Dr Matondo said all these issues needed to be urgently addressed to ensure that governments were given a chance to rule the country for a full term after the reform process.

“So people should not be oblivious of what is happening here because sometimes we wake up in the morning thinking everything is alright when it is not alright.

“Only when things happen do we say there is something wrong that ought to be addressed. Common crimes will happen but when things are taking place and are politically motivated, then there is something wrong,” he said, adding they were also engaging the media to spread the correct message about the SADC mission which was to engage Basotho to ensure that the SADC decisions and recommendations were fully implemented.

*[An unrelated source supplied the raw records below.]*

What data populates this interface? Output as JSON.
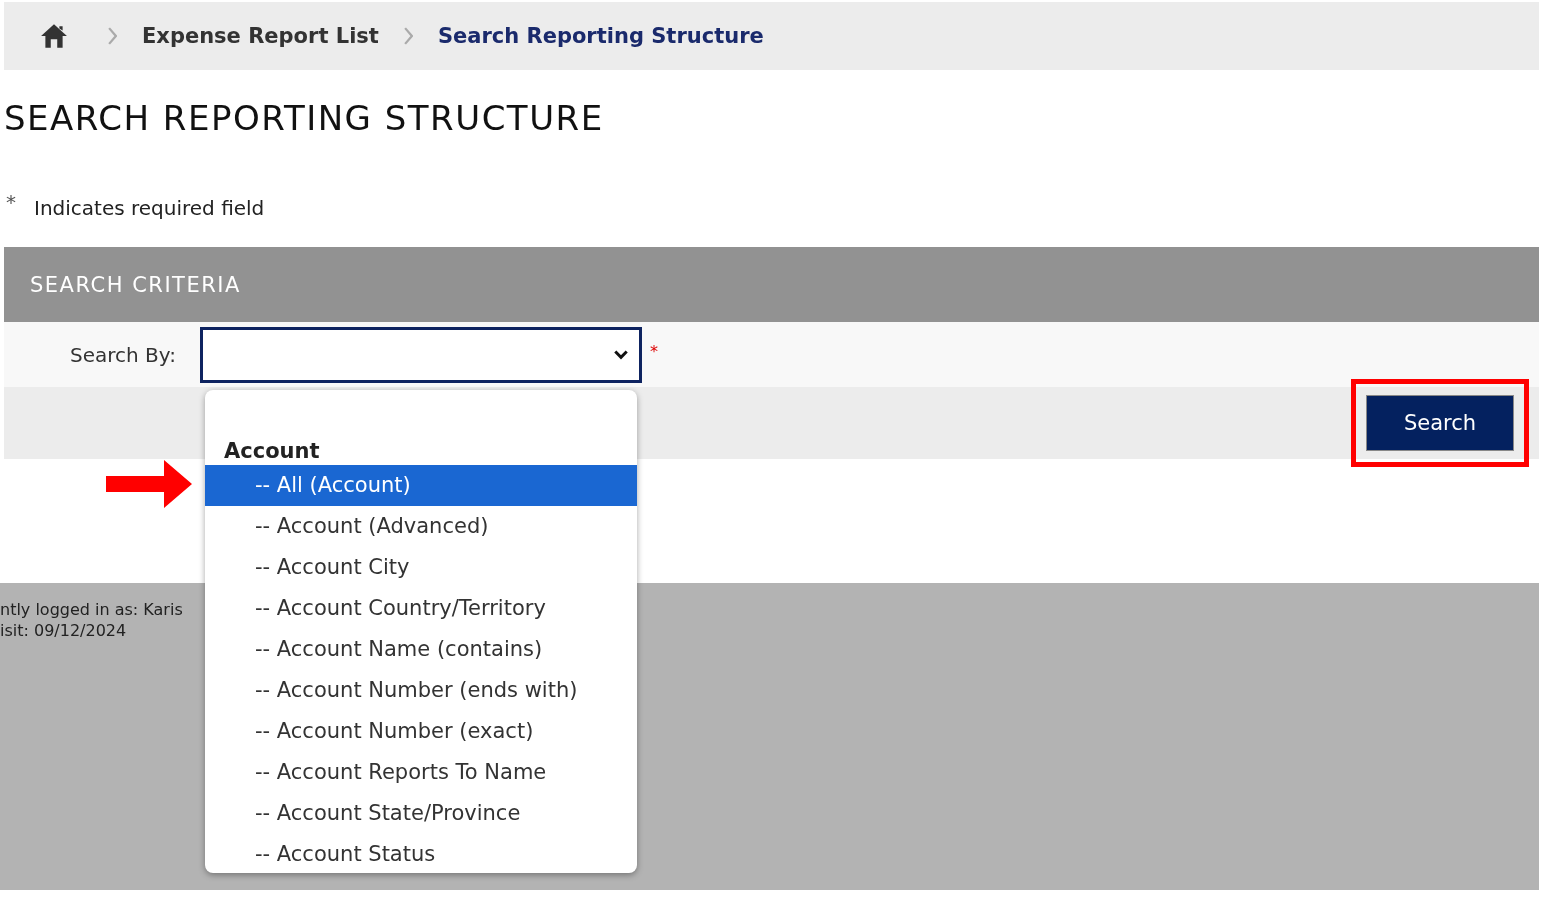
{
  "breadcrumb": [
    {
      "label": "Expense Report List",
      "current": false
    },
    {
      "label": "Search Reporting Structure",
      "current": true
    }
  ],
  "page_title": "SEARCH REPORTING STRUCTURE",
  "required_note": {
    "mark": "*",
    "text": "Indicates required field"
  },
  "search_criteria": {
    "title": "SEARCH CRITERIA",
    "field_label": "Search By:",
    "required_mark": "*",
    "button": "Search"
  },
  "dropdown": {
    "group": "Account",
    "options": [
      {
        "label": "-- All (Account)",
        "selected": true
      },
      {
        "label": "-- Account (Advanced)",
        "selected": false
      },
      {
        "label": "-- Account City",
        "selected": false
      },
      {
        "label": "-- Account Country/Territory",
        "selected": false
      },
      {
        "label": "-- Account Name (contains)",
        "selected": false
      },
      {
        "label": "-- Account Number (ends with)",
        "selected": false
      },
      {
        "label": "-- Account Number (exact)",
        "selected": false
      },
      {
        "label": "-- Account Reports To Name",
        "selected": false
      },
      {
        "label": "-- Account State/Province",
        "selected": false
      },
      {
        "label": "-- Account Status",
        "selected": false
      }
    ]
  },
  "footer": {
    "lines": [
      "ntly logged in as: Karis",
      "isit: 09/12/2024"
    ]
  }
}
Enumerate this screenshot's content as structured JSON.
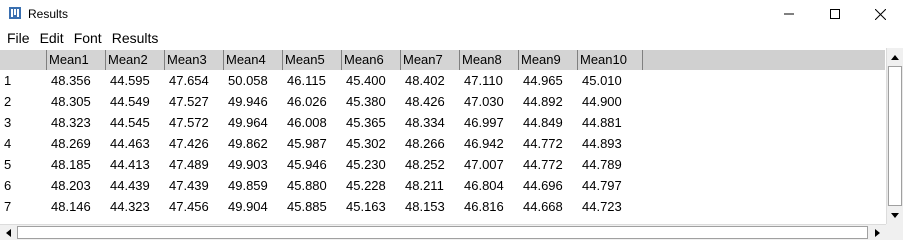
{
  "window": {
    "title": "Results"
  },
  "menu": [
    "File",
    "Edit",
    "Font",
    "Results"
  ],
  "table": {
    "columns": [
      "",
      "Mean1",
      "Mean2",
      "Mean3",
      "Mean4",
      "Mean5",
      "Mean6",
      "Mean7",
      "Mean8",
      "Mean9",
      "Mean10"
    ],
    "rows": [
      [
        "1",
        "48.356",
        "44.595",
        "47.654",
        "50.058",
        "46.115",
        "45.400",
        "48.402",
        "47.110",
        "44.965",
        "45.010"
      ],
      [
        "2",
        "48.305",
        "44.549",
        "47.527",
        "49.946",
        "46.026",
        "45.380",
        "48.426",
        "47.030",
        "44.892",
        "44.900"
      ],
      [
        "3",
        "48.323",
        "44.545",
        "47.572",
        "49.964",
        "46.008",
        "45.365",
        "48.334",
        "46.997",
        "44.849",
        "44.881"
      ],
      [
        "4",
        "48.269",
        "44.463",
        "47.426",
        "49.862",
        "45.987",
        "45.302",
        "48.266",
        "46.942",
        "44.772",
        "44.893"
      ],
      [
        "5",
        "48.185",
        "44.413",
        "47.489",
        "49.903",
        "45.946",
        "45.230",
        "48.252",
        "47.007",
        "44.772",
        "44.789"
      ],
      [
        "6",
        "48.203",
        "44.439",
        "47.439",
        "49.859",
        "45.880",
        "45.228",
        "48.211",
        "46.804",
        "44.696",
        "44.797"
      ],
      [
        "7",
        "48.146",
        "44.323",
        "47.456",
        "49.904",
        "45.885",
        "45.163",
        "48.153",
        "46.816",
        "44.668",
        "44.723"
      ]
    ]
  }
}
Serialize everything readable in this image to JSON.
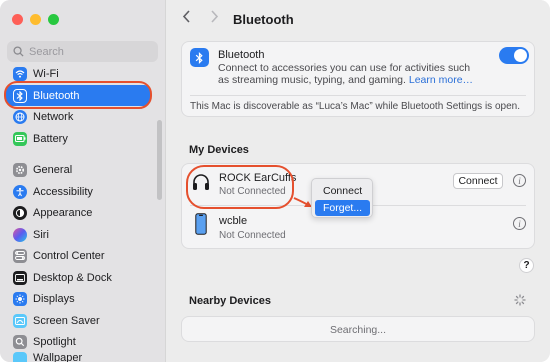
{
  "window": {
    "title": "Bluetooth"
  },
  "sidebar": {
    "search_placeholder": "Search",
    "items": [
      {
        "label": "Wi-Fi",
        "icon": "wifi-icon",
        "color": "#2a7bf0"
      },
      {
        "label": "Bluetooth",
        "icon": "bluetooth-icon",
        "color": "#2a7bf0",
        "selected": true
      },
      {
        "label": "Network",
        "icon": "globe-icon",
        "color": "#2a7bf0"
      },
      {
        "label": "Battery",
        "icon": "battery-icon",
        "color": "#34c759"
      },
      {
        "label": "General",
        "icon": "gear-icon",
        "color": "#8e8e93"
      },
      {
        "label": "Accessibility",
        "icon": "accessibility-icon",
        "color": "#2a7bf0"
      },
      {
        "label": "Appearance",
        "icon": "appearance-icon",
        "color": "#1d1d1f"
      },
      {
        "label": "Siri",
        "icon": "siri-icon",
        "color": "#9b59b6"
      },
      {
        "label": "Control Center",
        "icon": "control-center-icon",
        "color": "#8e8e93"
      },
      {
        "label": "Desktop & Dock",
        "icon": "dock-icon",
        "color": "#1d1d1f"
      },
      {
        "label": "Displays",
        "icon": "sun-icon",
        "color": "#2a7bf0"
      },
      {
        "label": "Screen Saver",
        "icon": "screen-saver-icon",
        "color": "#5ac8fa"
      },
      {
        "label": "Spotlight",
        "icon": "spotlight-icon",
        "color": "#8e8e93"
      },
      {
        "label": "Wallpaper",
        "icon": "wallpaper-icon",
        "color": "#5ac8fa"
      }
    ]
  },
  "main": {
    "title": "Bluetooth",
    "bluetooth_card": {
      "title": "Bluetooth",
      "description": "Connect to accessories you can use for activities such as streaming music, typing, and gaming.",
      "learn_more": "Learn more…",
      "toggle_on": true,
      "discoverable_note": "This Mac is discoverable as “Luca’s Mac” while Bluetooth Settings is open."
    },
    "my_devices": {
      "title": "My Devices",
      "devices": [
        {
          "name": "ROCK EarCuffs",
          "status": "Not Connected",
          "icon": "headphones-icon",
          "action": "Connect"
        },
        {
          "name": "wcble",
          "status": "Not Connected",
          "icon": "phone-icon"
        }
      ]
    },
    "context_menu": {
      "items": [
        "Connect",
        "Forget..."
      ],
      "highlighted": "Forget..."
    },
    "nearby_devices": {
      "title": "Nearby Devices",
      "status": "Searching..."
    },
    "help_label": "?"
  },
  "colors": {
    "accent": "#2a7bf0",
    "annotation": "#e5502e"
  }
}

“We will assist our Basotho brothers and sisters with training, capacity building and addressing the root causes of instability and these root causes are embedded in the political dispensation.”

He said Lesotho was the only country in SADC where floor crossing was so active and dynamic that a politician could be part of a coalition one day and suddenly shift allegiance resulting in the collapse of the government.

“We have done a diagnosis and there are specific provisions that need to be amended and one of the key issues which should be addressed is that of floor crossing.” Dr Matondo said, adding that failure to abolish floor crossing was a recipe for anarchy where governments would continue to collapse soon after being formed.

“Why not give a government time to go through the full-term to focus on development and investment? We are not saying the motion of no confidence should be abolished because those are instruments of democracy but they are instruments that should not be abused but used as mechanisms of holding governments accountable.”

He added: “We are not trying to please SADC but to build lasting peace and stability in this country. We want to ensure that there is real peace and stability and that no one will have a reason to flee this country”.

“No one in opposition should flee. There will be no need to flee when everybody is protected by the law. This is what democracy is all about,” he said.